Stating that technology will play a defining role in their bilateral partnership, India and the US have committed themselves to cooperation in areas ranging from responsible artificial intelligence (AI) and quantum computing to the entire value chain of the space economy.
The governments of the two countries will work to adopt policies and regulations that facilitate greater technology sharing, co-development, and co-production opportunities between US and Indian industry, government, and academic institutions.
According to the joint statement by the two countries, subjects like secure and trustworthy cyberspace, high-tech value chains, generative AI, and 5G and 6G telecom networks assumed strategic importance during the meeting between Prime Minister Narendra Modi and US President Joe Biden. The leaders have also agreed to undertake regular efforts to address export controls and explore ways of enhancing high-technology commerce.
India and the US recently signed a memorandum of understanding (MoU) on the semiconductor supply chain and innovation partnership as a significant step in the coordination of the two countries’ semiconductor incentive programmes.

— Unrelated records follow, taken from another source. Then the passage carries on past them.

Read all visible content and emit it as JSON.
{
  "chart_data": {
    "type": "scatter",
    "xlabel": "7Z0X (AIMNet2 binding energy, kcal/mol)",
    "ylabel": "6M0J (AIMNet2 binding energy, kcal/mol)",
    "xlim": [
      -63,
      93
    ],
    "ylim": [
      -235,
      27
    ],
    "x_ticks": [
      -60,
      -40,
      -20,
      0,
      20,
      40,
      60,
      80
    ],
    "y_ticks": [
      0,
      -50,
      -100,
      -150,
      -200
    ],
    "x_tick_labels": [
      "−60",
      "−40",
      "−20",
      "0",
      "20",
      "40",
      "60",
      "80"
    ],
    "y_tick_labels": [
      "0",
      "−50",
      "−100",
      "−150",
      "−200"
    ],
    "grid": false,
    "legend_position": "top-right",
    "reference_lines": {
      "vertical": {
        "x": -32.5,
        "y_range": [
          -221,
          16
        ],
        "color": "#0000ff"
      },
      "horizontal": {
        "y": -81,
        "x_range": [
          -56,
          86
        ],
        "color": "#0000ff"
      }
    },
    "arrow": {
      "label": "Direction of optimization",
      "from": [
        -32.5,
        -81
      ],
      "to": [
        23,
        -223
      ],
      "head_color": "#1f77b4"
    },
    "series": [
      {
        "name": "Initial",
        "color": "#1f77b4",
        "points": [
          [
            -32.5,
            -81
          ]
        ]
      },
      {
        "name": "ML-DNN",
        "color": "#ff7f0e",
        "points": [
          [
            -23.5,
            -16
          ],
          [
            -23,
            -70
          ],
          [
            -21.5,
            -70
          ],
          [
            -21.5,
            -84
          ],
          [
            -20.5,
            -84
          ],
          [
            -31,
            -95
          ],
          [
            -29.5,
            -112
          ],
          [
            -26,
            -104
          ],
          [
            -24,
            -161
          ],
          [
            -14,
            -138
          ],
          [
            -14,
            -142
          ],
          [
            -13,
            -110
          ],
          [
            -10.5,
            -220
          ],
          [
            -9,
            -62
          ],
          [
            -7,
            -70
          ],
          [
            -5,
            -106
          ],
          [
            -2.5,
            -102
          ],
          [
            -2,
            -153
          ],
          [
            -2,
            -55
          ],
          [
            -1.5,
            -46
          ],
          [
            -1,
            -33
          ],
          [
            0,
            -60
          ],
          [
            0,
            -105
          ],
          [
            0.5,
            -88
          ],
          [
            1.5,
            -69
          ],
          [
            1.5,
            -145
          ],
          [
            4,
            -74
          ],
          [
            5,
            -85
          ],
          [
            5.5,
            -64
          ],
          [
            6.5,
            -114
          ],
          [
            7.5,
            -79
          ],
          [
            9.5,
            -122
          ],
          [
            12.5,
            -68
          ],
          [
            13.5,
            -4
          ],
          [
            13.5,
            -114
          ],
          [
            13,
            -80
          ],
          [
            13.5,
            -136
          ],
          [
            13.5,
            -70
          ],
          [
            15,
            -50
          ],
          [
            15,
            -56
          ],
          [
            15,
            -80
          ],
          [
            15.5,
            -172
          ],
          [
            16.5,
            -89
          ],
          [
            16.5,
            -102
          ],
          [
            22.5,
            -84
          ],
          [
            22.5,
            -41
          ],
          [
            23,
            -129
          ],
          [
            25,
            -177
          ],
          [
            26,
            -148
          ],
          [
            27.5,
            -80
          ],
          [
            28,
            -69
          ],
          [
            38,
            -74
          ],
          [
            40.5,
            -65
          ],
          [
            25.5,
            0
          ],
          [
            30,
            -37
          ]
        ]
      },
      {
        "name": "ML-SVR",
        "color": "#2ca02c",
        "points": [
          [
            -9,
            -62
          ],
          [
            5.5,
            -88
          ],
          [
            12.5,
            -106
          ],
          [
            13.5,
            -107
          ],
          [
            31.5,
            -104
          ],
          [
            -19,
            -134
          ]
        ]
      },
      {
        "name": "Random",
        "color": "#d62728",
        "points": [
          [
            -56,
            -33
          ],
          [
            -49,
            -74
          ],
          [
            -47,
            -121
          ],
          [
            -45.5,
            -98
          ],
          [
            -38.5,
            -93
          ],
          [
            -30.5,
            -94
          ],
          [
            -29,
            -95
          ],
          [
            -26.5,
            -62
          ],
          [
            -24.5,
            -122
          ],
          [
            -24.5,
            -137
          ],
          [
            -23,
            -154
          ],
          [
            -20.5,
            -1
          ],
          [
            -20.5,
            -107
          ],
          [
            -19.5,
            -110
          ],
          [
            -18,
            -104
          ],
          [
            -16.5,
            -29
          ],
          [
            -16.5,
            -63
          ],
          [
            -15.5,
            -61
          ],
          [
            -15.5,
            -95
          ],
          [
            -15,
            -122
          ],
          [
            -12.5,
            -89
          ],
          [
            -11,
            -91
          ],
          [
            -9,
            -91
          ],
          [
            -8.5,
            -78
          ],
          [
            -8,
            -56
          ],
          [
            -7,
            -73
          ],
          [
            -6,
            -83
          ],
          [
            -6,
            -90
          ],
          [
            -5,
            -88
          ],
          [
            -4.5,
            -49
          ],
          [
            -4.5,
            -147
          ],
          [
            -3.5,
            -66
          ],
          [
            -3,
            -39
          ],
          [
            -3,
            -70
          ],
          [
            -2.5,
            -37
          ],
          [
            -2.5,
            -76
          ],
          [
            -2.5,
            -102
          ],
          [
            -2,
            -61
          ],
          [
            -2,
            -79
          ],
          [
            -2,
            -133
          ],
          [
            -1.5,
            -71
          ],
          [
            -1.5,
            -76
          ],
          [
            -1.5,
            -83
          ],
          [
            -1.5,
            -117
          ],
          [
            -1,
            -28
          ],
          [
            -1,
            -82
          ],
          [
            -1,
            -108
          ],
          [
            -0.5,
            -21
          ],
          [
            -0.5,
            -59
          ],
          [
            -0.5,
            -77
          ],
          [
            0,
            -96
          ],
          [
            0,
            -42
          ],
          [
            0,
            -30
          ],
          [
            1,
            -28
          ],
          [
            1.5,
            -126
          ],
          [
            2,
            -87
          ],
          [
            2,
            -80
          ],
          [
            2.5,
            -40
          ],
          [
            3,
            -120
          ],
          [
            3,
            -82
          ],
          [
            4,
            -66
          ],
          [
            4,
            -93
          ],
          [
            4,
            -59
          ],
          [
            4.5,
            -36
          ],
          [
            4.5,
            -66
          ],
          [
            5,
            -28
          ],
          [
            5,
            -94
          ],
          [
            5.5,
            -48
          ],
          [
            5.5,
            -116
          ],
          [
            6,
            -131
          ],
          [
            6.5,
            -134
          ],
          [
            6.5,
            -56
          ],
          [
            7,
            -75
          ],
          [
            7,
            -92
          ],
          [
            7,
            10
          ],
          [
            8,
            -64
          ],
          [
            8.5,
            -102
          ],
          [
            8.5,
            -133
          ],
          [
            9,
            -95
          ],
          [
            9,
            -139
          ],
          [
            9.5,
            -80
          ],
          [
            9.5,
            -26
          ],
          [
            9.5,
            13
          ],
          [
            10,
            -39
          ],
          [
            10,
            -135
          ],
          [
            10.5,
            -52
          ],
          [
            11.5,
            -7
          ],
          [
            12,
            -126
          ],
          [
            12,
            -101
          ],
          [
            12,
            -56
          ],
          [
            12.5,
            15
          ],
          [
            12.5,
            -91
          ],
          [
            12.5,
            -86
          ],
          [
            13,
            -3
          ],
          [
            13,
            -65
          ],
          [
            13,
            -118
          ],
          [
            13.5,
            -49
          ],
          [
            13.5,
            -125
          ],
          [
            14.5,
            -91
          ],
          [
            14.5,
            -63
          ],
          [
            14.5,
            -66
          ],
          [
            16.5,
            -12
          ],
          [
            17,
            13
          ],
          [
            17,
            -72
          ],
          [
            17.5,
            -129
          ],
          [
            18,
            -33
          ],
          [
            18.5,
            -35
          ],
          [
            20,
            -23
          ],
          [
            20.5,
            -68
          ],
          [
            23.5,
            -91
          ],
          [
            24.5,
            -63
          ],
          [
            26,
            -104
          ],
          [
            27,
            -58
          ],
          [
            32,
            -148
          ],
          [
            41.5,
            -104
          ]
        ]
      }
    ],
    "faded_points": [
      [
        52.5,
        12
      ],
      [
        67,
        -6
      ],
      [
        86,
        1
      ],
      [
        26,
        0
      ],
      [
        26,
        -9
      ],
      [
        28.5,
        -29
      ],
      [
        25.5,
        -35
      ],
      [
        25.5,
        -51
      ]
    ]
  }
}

The leaders also welcomed the proposal from semiconductor manufacturing firm Lam Research to train 60,000 Indian engineers through its Semiverse Solution virtual fabrication platform. American semiconductor firms Micron Technology and Applied Materials on announced investments in India.
Ashwini Vaishnaw, Union minister of communications, electronics and information technology, said Micron’s Assembly, testing, marking, and packaging (ATMP) — the first private semiconductor plant in the country — would start rolling out memory chips by December next month.
“Land allocation is done. It will be a massive factory, likely to spread across 30-40 acres. Its design has also been completed. The required regulatory agreements and compliances have been done. Its turnover at full capacity will be close to a billion dollars,” the minister told reporters.
The facility is expected to support around 5,000 direct jobs and 15,000 indirect ones as well as 200 smaller supplier units nearby.
The countries will sustain and grow quantum training and exchange programmes and work to reduce barriers to US-India research collaboration. Under a new arrangement between the US National Science Foundation (NSF) and India’s Department of Science and Technology (DST), both sides will fund joint research projects in computer and information science and engineering, cyber-physical systems, and secure and trustworthy cyberspace.
Furthermore, the NSF and India’s Ministry of Electronics and Information Technology will bring fresh funding for joint projects in applied research areas such as semiconductors, next-generation communication, cyber security, sustainability and green technologies and intelligent transportation systems.
The leaders also deliberated on the opportunities and significant risks associated with AI. They have committed themselves to developing joint and international collaboration on trustworthy and responsible AI, including generative AI, to advance AI education and workforce initiatives, promote commercial opportunities, and mitigate discrimination and bias.
Industry body Nasscom has welcomed the new tech partnership between India and the US.
“Mutually beneficial policy formulation and intervention, and adapting regulations that encourage technology sharing, co-development, and co-production opportunities among industry, government, and academic institutions (are a must) must for the foundation of this collaboration across defence, clean energy, telecommunications, emerging technologies like AI, quantum technologies, cybersecurity, sustainability, biotechnology, space technologies, and semiconductors,” Nasscom said in a statement.
On telecom equipment, the top leaders emphasised the need to put in place a “Trusted Network/Trusted Sources” bilateral framework. Two Joint Task Forces have been launched on advanced telecommunications, focused on Open RAN and research and development in 5G/6G technologies.
“We are partnering on Open RAN field trials and rollouts, including scaled deployments, in both countries with operators and vendors of both markets, backed by US International Development Finance Corporation (DFC) financing,” said the joint statement. This will be executed with public-private cooperation between vendors and operators and will be led by India’s Bharat 6G Alliance and the US Next G Alliance.
Biden and Modi set a course to reach new frontiers across all sectors of space cooperation. India has agreed to join the Artemis Accords (Accords), a National Aeronautics and Space Administration-led initiative for peaceful, sustainable and transparent cooperation in space.
The countries may encourage commercial collaboration in private-sector space tech enterprises in the entire value chain of the space economy to address export controls and facilitate technology transfer.